چكيده به لاتين
Abstract
According to the report by the International Agency for Research on Cancer (IARC): In the Global Cancer Report 2020, cancer was identified as the primary or secondary leading cause of fatal injury (ages 30 to 69) in 134 out of 183 countries worldwide. Lung cancer remains the leading cause of mortality among both men and women. According to IARC, the incidence of cancer is projected to rise from 18.1 million to 29.5 million between 2018 and 2040. Accurate and precise diagnosis of breast cancer (BC) is crucial for early detection and improved survival outcomes. Diagnosing the disease is generally challenging; however, machine learning plays a significant role in identifying the disease in individuals, monitoring their health, and recommending preventive measures.
Classical machine learning methods, such as decision tree algorithms, random forests, support vector machines (SVM), and simple two-layer neural networks, are not very effective in classifying image data. Deep learning (DL), a subset of machine learning (ML), operates directly on image data, enabling the automatic definition (learning) of appropriate features without human intervention. Therefore, the main objective of this research is to propose an efficient and robust deep learning model for breast cancer detection and classification.

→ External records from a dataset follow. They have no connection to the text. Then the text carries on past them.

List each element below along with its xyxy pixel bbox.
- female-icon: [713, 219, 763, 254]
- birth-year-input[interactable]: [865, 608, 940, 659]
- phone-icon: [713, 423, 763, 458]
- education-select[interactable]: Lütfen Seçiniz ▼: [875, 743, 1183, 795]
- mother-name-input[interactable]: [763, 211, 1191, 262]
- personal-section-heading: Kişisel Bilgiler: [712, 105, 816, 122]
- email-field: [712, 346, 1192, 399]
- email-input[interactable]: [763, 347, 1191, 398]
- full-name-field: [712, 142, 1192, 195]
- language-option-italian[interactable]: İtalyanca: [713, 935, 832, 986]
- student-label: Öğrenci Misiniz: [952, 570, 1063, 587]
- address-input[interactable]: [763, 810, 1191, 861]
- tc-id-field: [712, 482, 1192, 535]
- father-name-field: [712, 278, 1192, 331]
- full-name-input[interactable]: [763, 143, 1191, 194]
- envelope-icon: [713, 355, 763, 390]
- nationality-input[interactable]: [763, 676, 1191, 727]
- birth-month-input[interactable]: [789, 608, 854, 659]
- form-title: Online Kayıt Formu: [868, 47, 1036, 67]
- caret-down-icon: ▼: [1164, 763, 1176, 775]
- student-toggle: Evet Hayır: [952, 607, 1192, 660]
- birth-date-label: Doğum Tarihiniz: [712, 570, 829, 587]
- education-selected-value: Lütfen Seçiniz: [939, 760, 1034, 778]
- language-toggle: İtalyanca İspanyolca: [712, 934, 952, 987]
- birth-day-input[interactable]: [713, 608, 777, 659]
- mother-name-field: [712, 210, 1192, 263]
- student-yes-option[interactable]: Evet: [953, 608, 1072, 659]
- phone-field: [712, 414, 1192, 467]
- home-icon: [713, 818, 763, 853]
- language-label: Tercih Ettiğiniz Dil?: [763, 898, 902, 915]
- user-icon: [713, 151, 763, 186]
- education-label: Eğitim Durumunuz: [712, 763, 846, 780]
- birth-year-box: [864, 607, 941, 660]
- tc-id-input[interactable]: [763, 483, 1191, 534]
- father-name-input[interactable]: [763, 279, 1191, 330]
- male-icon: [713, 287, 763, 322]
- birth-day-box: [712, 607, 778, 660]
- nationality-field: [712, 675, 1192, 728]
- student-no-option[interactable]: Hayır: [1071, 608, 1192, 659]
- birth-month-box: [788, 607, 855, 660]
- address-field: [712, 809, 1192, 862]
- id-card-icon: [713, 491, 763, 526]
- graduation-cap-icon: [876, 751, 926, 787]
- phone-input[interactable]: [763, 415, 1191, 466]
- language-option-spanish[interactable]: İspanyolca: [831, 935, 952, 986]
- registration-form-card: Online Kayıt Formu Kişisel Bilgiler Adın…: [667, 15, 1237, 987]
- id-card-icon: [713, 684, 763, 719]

In this thesis, to improve the accuracy of classification methods using machine learning, we present techniques based on deep learning and convolutional neural networks (CNN) on ultrasound breast images of women from the Kaggle dataset, which many studies have utilized. After data extraction, the steps of the image classification project (disease detection) include preprocessing, feature extraction, modeling, and evaluation. For the three-class image classification stage, improved CNN, VGG19 network, ResNet-50, ResNet-152, MobileNet, Xception network, and a proposed enhancement model were used for feature extraction and classification.
Due to overfitting, an enhanced EfficientNet-B3 model was employed for improvement. EfficientNet introduces a novel method for scaling CNNs called compound scaling. The model, due to its improvements in structure compared to other methods, delivered highly satisfactory results, achieving the best accuracy at 96.52%, with an observed improvement of up to 30% and 15% compared to other models.